AI edits anything in videos, makes 3D videos, new AI beats GPT, AI for surgery, AI for GIS

Introduction

This past week has been a whirlwind of exciting developments in the realm of artificial intelligence. Among the plethora of breakthroughs, we have an open-source AI that edits videos just by using prompts, another AI that can transform images into consistent 3D videos, an AI robotic assistant capable of performing surgeries with precision, and innovative tools that can generate drum beats from simple taps. Plus, we've seen a tiny open-source model outperform top-tier models, including GPT-4 and Claude 3.5. Let’s delve deeper into these breakthroughs!

AutoV VFX: Revolutionizing Video Editing

Developed by the University of Illinois, AutoV VFX is an astonishing open-source AI tool that allows users to edit videos using simple prompts. This AI can add visual effects or insert objects into existing videos based purely on the user’s input. For instance, prompting it with “throw a basketball with fire towards the vase with flowers and break the vase with collision” results in a transformed output video depicting this exact scene. Another example includes melting the vase into liquid or inserting characters like Pikachu into the video.

AutoV VFX doesn't stop at adding characters; it can also manipulate existing objects within the video, such as resizing or changing textures. Its capabilities extend to more complex tasks, like generating animated cars in driving videos and performing advanced edits with motion.

The process involves three stages: scene modeling, prompt interpretation, and task execution. The good news? A portion of the code has been released on GitHub, allowing enthusiasts to install and run the model locally.

Dimension X: Creating 3D and 4D Scenes from Single Images

Another groundbreaking tool released this week is Dimension X, which generates 3D (or even 4D) scenes from a single image. This tool accurately extrapolates and fills in the missing data surrounding the subject in the image. It allows users to control camera movements, enabling zooms and pans, ultimately enhancing the viewing experience.

Dimension X excels in producing realistic 3D scenes from simple images, even allowing for 360° camera rotations and multiple perspectives from a single video, significantly aiding filmmakers and content creators in their projects.

Tria: The Rhythm AI

In the music realm, Tria has emerged as a game-changing tool. This AI allows users to upload two audio samples—one being a drum sound and the other a user-created beat (like a tap). Tria then maps the drum sounds onto the user’s rhythm, creating a complex and professional-sounding drum track. While the code for Tria hasn't been released yet, its demo showcases impressive musical capabilities.

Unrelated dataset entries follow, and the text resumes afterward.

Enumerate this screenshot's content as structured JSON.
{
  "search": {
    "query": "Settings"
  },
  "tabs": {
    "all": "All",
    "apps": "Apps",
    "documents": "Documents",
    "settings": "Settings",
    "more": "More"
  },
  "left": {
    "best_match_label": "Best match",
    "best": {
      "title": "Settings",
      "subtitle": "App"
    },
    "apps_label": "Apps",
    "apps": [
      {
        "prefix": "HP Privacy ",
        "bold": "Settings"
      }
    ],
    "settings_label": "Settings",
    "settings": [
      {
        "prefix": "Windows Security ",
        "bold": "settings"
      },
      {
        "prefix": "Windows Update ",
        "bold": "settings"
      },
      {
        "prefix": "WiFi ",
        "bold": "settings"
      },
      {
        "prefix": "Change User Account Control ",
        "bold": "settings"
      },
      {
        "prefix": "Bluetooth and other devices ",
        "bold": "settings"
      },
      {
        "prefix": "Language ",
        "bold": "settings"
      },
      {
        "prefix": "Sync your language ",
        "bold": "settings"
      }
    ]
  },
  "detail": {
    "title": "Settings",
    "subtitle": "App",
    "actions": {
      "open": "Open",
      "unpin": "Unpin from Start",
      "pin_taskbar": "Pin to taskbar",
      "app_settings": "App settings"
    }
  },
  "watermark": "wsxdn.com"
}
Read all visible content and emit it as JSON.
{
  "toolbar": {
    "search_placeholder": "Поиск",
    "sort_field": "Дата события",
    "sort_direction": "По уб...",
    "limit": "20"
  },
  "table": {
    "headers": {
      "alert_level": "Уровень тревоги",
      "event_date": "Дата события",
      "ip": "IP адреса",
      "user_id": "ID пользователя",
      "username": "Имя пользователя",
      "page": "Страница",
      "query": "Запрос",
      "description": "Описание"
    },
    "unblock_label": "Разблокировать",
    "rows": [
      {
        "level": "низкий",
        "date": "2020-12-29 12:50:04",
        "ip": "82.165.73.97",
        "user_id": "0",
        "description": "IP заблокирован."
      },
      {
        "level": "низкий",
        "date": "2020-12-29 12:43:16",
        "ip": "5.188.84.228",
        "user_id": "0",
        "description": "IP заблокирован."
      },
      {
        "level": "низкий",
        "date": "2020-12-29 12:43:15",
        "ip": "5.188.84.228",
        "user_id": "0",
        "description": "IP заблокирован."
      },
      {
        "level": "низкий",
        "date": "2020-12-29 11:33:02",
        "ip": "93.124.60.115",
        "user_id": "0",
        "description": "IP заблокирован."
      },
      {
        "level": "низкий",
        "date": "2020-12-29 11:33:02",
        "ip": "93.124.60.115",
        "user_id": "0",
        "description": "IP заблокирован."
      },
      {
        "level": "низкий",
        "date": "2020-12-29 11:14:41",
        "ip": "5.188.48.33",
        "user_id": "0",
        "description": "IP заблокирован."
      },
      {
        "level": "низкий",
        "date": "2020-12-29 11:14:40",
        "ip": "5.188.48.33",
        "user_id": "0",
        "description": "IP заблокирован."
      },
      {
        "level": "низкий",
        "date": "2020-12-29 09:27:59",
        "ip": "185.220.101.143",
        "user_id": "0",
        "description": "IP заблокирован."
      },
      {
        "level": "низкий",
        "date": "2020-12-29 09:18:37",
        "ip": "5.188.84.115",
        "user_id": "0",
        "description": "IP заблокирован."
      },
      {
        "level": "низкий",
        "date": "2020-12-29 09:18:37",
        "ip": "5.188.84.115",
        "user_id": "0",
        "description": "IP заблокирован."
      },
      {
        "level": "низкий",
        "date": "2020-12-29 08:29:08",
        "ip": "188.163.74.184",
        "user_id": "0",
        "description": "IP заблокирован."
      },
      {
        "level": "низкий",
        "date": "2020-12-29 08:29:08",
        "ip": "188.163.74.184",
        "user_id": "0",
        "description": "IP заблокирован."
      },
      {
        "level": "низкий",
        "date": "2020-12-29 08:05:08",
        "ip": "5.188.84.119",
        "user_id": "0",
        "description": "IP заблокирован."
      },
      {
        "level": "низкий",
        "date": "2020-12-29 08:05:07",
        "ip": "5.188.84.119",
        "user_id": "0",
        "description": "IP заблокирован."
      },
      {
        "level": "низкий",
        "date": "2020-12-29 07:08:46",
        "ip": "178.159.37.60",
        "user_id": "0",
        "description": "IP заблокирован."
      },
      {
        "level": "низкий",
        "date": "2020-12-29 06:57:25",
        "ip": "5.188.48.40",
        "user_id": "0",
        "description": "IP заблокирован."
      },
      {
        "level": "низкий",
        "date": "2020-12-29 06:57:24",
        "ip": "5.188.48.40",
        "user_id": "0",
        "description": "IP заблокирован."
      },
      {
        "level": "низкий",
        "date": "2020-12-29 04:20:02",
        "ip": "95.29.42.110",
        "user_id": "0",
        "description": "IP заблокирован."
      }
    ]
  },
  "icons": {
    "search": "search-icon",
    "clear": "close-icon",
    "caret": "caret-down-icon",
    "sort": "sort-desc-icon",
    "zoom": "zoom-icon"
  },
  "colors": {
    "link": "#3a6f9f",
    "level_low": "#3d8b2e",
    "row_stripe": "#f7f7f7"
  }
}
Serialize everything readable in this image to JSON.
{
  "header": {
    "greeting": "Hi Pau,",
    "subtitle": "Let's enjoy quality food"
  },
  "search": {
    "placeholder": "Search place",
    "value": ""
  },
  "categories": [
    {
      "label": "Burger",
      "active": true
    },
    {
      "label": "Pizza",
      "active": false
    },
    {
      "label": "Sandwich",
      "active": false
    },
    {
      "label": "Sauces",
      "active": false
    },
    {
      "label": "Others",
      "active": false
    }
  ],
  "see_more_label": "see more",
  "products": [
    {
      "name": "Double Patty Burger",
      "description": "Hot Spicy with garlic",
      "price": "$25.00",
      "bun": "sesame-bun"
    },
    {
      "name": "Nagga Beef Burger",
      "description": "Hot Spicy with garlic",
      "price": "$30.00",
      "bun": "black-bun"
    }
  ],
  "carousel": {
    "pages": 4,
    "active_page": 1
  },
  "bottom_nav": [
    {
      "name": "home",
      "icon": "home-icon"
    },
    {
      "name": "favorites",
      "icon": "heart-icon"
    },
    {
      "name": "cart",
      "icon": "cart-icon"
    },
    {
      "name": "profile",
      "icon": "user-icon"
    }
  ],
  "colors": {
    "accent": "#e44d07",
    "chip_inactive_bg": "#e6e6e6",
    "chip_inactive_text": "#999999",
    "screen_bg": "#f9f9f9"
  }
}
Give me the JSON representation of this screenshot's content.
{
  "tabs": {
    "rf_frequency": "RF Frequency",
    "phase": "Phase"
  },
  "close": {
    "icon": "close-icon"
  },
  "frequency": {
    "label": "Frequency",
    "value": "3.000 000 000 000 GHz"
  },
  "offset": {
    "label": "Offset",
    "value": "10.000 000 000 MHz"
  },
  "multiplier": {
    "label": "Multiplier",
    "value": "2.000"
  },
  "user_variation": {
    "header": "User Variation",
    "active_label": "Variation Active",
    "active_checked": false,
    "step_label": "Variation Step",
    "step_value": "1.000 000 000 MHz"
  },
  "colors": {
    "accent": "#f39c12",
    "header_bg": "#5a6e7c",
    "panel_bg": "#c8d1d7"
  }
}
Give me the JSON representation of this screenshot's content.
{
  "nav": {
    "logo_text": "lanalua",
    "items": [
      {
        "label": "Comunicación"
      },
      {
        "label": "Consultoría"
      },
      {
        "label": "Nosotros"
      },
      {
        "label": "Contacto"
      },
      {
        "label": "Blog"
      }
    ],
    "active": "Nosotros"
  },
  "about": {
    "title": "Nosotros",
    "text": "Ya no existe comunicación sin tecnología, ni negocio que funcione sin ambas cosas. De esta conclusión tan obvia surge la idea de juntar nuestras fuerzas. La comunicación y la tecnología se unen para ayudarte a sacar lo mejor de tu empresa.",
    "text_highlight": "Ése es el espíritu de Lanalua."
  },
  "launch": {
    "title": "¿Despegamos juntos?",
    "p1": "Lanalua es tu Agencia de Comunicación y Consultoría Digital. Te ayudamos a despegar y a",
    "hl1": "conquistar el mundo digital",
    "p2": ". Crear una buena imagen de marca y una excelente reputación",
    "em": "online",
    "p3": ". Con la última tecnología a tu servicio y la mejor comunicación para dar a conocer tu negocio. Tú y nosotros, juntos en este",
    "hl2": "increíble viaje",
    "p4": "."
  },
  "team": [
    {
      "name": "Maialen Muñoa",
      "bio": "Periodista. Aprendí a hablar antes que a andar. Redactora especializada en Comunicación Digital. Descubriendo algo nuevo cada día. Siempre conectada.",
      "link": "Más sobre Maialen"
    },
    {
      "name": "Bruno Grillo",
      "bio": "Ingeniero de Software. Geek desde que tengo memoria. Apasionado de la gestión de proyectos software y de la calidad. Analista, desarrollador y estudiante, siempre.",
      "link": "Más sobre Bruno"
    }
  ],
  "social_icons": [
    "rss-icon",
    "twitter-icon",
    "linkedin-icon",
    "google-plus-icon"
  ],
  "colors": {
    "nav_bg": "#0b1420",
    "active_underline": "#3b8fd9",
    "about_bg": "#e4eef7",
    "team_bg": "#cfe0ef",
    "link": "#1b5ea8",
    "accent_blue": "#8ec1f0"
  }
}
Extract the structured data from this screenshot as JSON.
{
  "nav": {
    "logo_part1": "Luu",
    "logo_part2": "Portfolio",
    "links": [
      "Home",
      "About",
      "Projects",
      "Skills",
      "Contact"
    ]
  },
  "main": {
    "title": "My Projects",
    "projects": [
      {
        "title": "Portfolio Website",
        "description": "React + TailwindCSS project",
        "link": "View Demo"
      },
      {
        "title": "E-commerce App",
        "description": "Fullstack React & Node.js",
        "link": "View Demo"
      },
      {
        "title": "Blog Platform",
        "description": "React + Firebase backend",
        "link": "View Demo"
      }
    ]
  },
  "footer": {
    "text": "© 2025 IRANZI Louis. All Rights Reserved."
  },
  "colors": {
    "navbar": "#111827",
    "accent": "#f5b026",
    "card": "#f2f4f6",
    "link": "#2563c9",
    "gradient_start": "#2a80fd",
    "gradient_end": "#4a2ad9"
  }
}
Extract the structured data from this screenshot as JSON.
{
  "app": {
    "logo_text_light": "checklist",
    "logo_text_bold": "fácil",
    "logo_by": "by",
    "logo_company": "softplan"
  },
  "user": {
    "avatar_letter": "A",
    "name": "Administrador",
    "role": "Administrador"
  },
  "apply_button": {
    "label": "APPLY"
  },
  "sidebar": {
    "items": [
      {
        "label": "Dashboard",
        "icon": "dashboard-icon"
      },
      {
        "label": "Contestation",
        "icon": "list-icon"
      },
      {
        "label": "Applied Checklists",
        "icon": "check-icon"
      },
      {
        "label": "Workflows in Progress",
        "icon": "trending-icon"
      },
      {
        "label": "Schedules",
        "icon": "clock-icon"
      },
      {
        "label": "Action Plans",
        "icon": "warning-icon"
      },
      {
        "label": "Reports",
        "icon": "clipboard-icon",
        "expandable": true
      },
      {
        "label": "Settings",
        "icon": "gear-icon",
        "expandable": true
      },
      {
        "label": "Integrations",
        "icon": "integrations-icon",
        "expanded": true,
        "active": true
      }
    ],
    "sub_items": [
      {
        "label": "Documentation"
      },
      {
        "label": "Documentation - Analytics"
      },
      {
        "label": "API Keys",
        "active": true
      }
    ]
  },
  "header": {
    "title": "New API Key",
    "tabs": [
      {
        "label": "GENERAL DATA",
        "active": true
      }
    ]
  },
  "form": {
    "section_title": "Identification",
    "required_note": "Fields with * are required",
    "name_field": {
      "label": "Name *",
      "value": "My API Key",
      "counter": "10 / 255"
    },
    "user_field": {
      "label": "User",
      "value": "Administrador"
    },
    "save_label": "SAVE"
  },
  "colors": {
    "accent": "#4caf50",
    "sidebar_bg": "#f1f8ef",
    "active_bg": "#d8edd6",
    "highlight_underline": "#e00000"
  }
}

Nvidia’s Addit: Image Editing Made Simple

Nvidia has introduced Addit, an innovative image editor that allows for modifications and additions to images based purely on prompts. For instance, you can add specific objects or features to an image seamlessly. Addit operates efficiently in multi-step processes, allowing users to layer changes progressively, making it easier to customize images while retaining context.

AI in Medicine: Surgical Robots

In a groundbreaking advance, researchers at Johns Hopkins have developed a surgical AI robot that learned surgical techniques by watching videos of the procedures. The robot demonstrated an ability to perform surgeries with a skill level equal to human doctors. This pioneering work in robotic surgery could pave the way for robots to assist or even replace human surgeons, potentially enhancing precision and reducing recovery times for patients.

NASA and Microsoft’s Earth Co-Pilot: Geospatial Intelligence

A collaboration between NASA and Microsoft has birthed Earth Co-Pilot, a tool designed for rapid geospatial data analysis. Rather than manually sifting through data sources, users can pose questions about various environmental parameters, like population density or air quality, and the AI retrieves the necessary information. This tool is currently available for NASA researchers, although future public accessibility remains uncertain.

Keywords

AutoV VFX
Dimension X
Tria
Nvidia Addit
Surgical AI
Earth Co-Pilot
Geospatial Intelligence
AI for video editing
3D scene generation
Robotics in surgery

FAQ

1. What is AutoV VFX? AutoV VFX is an open-source AI tool developed by the University of Illinois that allows video editing through simple prompts.

2. How does Dimension X work? Dimension X creates 3D and 4D scenes from a single image, allowing users to manipulate camera movements.

3. What does the Tria tool do? Tria allows users to upload drum sounds and create rhythm-based drum tracks based on beats made by the user.

4. How does Nvidia's Addit improve image editing? Addit enables users to modify images by adding new components via prompts, maintaining context and improving efficiency in the editing process.

5. What advancements have been made in surgical AI? Researchers at Johns Hopkins developed a surgical robot that learned procedures by watching videos, performing tasks as skillfully as human surgeons.

6. What is NASA's Earth Co-Pilot? Earth Co-Pilot is a tool developed to assist researchers in obtaining geospatial data through prompts, simplifying environmental analysis.